Core M Broadwell Speeds, Feeds, And Performance
Forthcoming Core M Product Line-Up
Asus is also out in front with the upcoming Zenbook UX305 and other manufacturers are bound to follow suit in short order. Expect these systems to drop into highly competitive price brackets with each manufacturer jockeying to out-do the other. Broadwell Y is going to be the first serious Intel system with a chance at pulling business from the Android designs, and OEMs know it.
Broadwell Y is a huge step forward for Intel, and not just because the company is fighting to redeem itself after years of missed opportunities and the erosion of PC sales at the gain of tablet.
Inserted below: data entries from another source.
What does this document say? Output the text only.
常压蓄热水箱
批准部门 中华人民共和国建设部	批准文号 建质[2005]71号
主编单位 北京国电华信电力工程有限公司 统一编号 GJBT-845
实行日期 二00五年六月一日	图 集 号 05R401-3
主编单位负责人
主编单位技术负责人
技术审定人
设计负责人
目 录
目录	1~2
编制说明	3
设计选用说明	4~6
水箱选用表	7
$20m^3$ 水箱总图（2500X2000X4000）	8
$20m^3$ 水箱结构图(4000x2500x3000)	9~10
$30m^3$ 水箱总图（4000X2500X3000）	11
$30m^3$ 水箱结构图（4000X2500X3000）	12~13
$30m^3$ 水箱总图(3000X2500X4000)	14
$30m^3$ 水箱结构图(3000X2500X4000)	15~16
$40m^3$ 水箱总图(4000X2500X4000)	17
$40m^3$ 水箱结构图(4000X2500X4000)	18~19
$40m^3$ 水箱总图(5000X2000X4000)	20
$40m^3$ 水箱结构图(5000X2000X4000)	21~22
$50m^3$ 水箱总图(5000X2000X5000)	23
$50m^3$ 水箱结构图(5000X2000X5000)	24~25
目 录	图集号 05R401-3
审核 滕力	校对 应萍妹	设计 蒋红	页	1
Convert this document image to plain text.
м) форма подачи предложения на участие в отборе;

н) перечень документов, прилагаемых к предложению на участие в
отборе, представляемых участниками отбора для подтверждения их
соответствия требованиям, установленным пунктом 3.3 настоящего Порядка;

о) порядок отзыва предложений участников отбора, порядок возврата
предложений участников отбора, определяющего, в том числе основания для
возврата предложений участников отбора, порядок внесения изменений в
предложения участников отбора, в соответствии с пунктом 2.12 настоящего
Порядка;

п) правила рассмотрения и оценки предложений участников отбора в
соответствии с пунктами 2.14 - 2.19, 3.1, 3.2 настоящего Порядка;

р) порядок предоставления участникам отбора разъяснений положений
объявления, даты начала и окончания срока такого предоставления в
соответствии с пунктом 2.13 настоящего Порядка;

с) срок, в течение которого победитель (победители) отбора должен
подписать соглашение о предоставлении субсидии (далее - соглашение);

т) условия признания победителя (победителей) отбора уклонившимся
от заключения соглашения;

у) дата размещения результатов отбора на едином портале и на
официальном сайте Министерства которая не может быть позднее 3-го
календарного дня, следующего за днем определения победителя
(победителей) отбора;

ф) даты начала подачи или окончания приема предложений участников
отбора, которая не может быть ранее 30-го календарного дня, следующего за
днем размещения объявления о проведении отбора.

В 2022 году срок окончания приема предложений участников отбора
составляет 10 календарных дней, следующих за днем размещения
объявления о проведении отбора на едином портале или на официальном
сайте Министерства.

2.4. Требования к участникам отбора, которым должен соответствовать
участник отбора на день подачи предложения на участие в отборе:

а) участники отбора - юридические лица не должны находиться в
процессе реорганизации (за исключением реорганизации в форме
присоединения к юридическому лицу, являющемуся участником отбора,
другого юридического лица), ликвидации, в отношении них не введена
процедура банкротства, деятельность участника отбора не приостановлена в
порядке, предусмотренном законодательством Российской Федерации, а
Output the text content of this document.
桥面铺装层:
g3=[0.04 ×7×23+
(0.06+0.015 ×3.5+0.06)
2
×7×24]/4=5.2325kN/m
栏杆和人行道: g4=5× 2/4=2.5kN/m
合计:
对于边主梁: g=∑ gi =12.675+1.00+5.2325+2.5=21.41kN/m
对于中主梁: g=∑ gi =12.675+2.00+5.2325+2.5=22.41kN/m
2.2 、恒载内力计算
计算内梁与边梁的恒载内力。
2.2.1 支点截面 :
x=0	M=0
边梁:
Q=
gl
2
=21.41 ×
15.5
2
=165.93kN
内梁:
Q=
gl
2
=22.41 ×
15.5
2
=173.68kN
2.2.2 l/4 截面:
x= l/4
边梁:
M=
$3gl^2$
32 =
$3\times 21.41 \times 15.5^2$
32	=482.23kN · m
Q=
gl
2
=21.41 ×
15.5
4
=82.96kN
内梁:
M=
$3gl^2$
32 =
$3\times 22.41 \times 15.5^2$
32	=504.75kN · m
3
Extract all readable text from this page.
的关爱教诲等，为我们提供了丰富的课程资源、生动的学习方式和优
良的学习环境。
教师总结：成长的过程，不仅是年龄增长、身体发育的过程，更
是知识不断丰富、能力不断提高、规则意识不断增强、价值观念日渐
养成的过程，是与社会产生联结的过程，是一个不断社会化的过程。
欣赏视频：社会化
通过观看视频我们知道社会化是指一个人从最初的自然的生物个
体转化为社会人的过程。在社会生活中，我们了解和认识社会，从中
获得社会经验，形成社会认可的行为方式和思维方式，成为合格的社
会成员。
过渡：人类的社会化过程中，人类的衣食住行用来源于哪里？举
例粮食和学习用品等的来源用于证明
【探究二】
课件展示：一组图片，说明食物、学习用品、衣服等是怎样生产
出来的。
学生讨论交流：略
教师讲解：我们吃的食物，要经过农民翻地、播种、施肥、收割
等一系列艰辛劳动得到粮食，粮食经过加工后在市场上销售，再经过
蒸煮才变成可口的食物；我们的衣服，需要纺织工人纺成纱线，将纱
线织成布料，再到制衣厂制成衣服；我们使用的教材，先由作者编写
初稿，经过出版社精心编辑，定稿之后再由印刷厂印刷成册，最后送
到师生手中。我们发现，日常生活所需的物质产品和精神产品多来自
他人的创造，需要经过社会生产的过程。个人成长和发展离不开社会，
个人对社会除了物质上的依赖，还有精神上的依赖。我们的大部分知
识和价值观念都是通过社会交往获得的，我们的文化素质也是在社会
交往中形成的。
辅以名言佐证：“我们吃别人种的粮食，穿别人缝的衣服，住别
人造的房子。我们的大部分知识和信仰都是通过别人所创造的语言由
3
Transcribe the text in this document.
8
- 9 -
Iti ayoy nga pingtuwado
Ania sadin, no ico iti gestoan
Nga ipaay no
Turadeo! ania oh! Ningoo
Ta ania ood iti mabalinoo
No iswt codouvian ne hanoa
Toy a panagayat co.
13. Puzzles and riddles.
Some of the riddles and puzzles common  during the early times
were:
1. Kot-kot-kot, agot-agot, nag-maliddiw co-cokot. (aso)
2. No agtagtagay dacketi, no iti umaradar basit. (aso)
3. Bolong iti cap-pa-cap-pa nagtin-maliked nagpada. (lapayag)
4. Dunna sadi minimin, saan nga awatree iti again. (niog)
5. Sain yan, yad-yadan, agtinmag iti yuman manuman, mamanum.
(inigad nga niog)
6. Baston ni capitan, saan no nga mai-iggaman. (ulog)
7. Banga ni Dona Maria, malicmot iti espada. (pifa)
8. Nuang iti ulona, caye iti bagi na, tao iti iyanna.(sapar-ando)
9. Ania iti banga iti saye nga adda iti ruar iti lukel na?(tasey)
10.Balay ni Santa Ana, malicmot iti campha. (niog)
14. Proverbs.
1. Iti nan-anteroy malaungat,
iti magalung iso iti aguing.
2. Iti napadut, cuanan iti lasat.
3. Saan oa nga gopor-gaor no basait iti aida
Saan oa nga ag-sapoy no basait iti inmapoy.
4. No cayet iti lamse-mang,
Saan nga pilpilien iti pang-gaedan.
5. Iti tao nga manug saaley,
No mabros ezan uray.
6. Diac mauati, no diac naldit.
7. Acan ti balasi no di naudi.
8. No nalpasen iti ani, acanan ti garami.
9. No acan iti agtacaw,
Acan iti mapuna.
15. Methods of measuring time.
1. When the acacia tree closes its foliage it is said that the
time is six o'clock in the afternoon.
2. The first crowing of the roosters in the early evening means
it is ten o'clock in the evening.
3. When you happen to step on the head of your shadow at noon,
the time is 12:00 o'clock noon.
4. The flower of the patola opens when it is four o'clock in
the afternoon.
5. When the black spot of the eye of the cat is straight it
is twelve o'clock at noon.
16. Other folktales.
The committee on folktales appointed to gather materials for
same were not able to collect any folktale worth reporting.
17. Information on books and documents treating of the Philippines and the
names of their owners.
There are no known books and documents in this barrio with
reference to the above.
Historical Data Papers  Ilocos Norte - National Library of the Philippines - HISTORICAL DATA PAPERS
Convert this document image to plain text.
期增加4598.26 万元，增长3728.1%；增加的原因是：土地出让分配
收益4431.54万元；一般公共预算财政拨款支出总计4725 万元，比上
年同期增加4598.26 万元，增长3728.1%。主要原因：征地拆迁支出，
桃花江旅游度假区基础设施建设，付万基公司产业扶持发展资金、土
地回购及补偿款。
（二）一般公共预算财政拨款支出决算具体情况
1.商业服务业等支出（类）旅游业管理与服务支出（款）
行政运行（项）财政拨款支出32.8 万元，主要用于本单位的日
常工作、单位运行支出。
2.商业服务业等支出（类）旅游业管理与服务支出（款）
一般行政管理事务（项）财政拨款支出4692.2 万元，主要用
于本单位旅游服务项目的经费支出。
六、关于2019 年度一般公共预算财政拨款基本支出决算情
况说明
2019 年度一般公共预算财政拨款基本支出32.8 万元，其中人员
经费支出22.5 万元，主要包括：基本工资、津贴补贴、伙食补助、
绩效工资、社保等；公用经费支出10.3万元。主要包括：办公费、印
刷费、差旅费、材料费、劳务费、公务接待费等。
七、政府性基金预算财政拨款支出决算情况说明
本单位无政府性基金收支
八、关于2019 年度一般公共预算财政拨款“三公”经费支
Intel, for better or worse, is staking its future as a mobile company on the idea that it can do sub-5W form factors and compete for the tablets that are still lighting up sales charts (even if they aren't growing at the same rate as before).
If Intel pulls this off with Broadwell Y, it'll lock in the premium ultralight laptop segment around its own parts and offer credible alternatives to any ARM-based challengers that might make a play for these SKUs at some future point. It also offers a credible threat to ARM-based premium larger tablet offerings, with Intel fostering both Windows solutions as well as vigorously pursuing Android on X86 designs. The bottom line is, Intel still wants to build solutions that can effectively attack both markets, of course.
Broadwell Y should be able do that -- and it's about time.